By Joseph Parish
When assessing your Bug out procedures and you are in the process of having an actual exercise, it is always necessary to try to put ourselves into the place of our children. Let us face it we as adults can converse with each other during the trip however often times the children are stuck in the back seat of our BOV with nothing whatsoever to do. To me this is very unacceptable. Not only does it turn the children off to the concept of survival but it also does not teach them anything but contempt for emergency actions.
A variety of things has been tried in an effort to appease the youngsters when taking these sometimes-long drives. During the survival exercise drive, group singing and the telling of various stories has traditionally occupied a small bit of a child’s time, however stories and songs can go only so far and children tend to get bored of them in a short period of time.
I personally have found that the “Dollar Tree” offers many interesting pocket type games enclosed in their own little plastic cases at a cost of - you guess it $1.00. I have purchased chess and several others in the store as well as a couple of board games. They have their own small plastic case so each of them can easily fir in a backpack. The cases are about 2 inches by 3 inches and take up little room.
I also require my grandson create his own BOB for entertainment purposes. In this bag, he holds various card games such as old maids, fish, etc. as well as several coloring books with crayons, notebooks, pencils, pens, etc. Things to keep him occupied when we are traveling and when we arrive at our destination.

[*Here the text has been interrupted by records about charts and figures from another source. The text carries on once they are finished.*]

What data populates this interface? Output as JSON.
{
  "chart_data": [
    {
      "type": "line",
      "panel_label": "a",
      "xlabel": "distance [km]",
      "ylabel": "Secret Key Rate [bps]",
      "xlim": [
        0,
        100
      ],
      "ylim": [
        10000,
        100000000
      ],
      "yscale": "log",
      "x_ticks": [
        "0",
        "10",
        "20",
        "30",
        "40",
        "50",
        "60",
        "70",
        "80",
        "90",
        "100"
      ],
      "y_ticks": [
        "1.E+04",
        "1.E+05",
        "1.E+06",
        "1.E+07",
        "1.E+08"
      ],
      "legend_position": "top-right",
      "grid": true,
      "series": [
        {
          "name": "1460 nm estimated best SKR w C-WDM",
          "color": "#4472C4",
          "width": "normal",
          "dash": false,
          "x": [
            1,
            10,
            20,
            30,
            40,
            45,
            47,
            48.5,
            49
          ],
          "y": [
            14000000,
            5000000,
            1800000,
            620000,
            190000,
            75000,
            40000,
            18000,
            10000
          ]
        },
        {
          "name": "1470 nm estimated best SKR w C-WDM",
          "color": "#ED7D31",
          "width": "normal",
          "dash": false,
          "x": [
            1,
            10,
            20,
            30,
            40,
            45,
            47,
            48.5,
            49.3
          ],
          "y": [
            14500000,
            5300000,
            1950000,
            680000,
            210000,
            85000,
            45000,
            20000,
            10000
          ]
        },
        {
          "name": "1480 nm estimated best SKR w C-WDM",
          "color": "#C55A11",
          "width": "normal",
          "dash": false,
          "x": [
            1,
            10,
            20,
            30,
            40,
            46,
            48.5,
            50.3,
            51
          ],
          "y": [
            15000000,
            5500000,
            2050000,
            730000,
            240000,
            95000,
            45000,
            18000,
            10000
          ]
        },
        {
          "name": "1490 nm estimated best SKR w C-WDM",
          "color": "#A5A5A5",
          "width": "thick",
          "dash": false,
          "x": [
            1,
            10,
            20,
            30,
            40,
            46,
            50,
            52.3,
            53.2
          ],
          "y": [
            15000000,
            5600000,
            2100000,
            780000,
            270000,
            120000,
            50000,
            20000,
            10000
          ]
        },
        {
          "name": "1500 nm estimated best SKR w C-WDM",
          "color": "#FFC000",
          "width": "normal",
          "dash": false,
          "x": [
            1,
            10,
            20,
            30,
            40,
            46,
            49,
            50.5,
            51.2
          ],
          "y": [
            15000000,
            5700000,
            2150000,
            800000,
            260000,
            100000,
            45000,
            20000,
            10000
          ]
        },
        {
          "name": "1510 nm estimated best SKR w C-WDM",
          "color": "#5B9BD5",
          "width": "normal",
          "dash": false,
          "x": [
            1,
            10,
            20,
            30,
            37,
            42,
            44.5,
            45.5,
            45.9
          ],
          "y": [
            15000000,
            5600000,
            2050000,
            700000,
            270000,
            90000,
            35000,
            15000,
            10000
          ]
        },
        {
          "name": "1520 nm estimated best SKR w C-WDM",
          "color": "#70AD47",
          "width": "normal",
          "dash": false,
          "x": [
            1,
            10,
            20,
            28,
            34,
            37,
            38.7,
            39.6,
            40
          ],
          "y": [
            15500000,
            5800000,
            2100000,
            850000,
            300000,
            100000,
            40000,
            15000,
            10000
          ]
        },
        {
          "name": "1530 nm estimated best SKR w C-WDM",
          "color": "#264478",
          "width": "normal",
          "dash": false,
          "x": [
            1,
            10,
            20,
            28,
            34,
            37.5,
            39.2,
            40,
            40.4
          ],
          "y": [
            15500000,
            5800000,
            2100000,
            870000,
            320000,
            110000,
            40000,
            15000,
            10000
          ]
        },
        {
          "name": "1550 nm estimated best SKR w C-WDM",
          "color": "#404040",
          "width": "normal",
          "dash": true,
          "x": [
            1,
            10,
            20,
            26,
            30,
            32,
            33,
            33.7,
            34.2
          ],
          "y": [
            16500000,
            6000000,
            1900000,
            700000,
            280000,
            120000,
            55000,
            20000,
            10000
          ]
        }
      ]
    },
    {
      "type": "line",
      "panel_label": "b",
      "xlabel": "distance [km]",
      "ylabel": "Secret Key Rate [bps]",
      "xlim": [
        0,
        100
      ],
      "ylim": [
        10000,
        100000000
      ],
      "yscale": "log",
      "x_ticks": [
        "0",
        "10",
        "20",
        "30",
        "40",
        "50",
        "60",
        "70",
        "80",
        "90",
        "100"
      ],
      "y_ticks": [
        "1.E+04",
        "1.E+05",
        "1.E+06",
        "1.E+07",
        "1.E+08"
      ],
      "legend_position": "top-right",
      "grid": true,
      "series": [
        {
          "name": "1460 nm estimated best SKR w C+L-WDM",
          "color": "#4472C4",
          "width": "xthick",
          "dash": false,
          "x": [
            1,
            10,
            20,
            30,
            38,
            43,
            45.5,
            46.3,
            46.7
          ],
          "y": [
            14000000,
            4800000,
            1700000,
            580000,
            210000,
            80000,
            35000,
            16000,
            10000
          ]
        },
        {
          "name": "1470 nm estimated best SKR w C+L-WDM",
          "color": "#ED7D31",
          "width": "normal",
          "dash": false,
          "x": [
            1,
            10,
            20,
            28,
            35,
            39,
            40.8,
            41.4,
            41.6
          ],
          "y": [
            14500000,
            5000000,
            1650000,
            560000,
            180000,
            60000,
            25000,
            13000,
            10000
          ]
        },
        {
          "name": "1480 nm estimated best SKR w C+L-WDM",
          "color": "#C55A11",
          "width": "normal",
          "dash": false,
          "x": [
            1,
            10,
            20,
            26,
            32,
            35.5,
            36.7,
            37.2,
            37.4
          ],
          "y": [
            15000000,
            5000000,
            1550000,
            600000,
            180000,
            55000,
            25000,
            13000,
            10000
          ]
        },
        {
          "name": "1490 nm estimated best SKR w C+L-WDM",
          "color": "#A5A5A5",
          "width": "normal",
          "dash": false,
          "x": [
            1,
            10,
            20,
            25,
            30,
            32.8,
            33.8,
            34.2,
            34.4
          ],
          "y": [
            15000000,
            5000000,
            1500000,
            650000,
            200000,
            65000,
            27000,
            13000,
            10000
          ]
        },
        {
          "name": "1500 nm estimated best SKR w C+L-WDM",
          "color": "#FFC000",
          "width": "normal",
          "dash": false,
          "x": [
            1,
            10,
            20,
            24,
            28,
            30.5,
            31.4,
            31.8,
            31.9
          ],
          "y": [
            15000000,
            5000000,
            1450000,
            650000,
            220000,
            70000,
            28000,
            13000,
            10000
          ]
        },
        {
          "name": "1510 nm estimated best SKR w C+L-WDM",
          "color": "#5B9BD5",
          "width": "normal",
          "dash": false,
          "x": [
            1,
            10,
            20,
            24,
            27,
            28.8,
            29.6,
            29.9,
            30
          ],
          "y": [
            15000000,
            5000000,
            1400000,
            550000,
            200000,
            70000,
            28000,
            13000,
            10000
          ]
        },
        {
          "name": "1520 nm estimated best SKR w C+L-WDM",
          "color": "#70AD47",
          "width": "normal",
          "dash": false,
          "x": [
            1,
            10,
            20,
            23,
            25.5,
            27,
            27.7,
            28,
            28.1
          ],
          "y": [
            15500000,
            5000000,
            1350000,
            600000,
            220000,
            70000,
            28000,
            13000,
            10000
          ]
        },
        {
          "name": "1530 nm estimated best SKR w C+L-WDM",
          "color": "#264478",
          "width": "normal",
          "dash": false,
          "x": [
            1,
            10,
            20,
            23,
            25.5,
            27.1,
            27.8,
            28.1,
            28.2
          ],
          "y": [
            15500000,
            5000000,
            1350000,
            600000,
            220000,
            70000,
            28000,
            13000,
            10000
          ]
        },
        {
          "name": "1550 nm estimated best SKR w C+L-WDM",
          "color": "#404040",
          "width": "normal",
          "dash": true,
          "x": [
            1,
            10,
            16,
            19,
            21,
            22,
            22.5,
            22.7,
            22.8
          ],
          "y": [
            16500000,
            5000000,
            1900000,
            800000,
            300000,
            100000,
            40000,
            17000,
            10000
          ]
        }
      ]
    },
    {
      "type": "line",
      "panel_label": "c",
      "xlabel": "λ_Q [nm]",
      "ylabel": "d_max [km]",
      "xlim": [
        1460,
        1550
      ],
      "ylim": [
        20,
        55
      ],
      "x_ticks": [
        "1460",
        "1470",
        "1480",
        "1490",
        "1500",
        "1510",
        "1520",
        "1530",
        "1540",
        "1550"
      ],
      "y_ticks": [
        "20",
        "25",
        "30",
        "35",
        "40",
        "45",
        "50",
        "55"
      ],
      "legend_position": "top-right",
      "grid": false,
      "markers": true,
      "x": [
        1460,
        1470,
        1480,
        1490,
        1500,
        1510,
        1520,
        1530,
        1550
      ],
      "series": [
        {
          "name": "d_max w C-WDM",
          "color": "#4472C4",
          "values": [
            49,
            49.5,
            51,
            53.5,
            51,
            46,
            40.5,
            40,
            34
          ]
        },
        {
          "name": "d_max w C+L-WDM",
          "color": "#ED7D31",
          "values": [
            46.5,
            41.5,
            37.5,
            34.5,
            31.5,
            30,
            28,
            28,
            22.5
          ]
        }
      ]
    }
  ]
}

The internet is crammed with various children’s games that are available for the download. I keep a set of CD’s ready to depart with me in the event of an emergency. On these CD’s are all of my survival files. I have also included files for children on them, such as puzzle and games. It is interesting to know that I maintain a laptop dedicated for emergency BOV use. This Laptop serves a dual purpose in that it also tends to occupy my grandson both in the BOV and at our base camp when we setup. He takes both movies and games with him on CD. He generally watches the movies on his DVD player, which I have found to be an excellent investment for him.
Most of the physical games are best left for when we have arrived at our destination and the children are no longer confined to the rear seats of the vehicle. They can finally get out and stretch their legs, run and play for a while. Any library can provide you with books of games from which you can always copy the games that appeal to you and your children.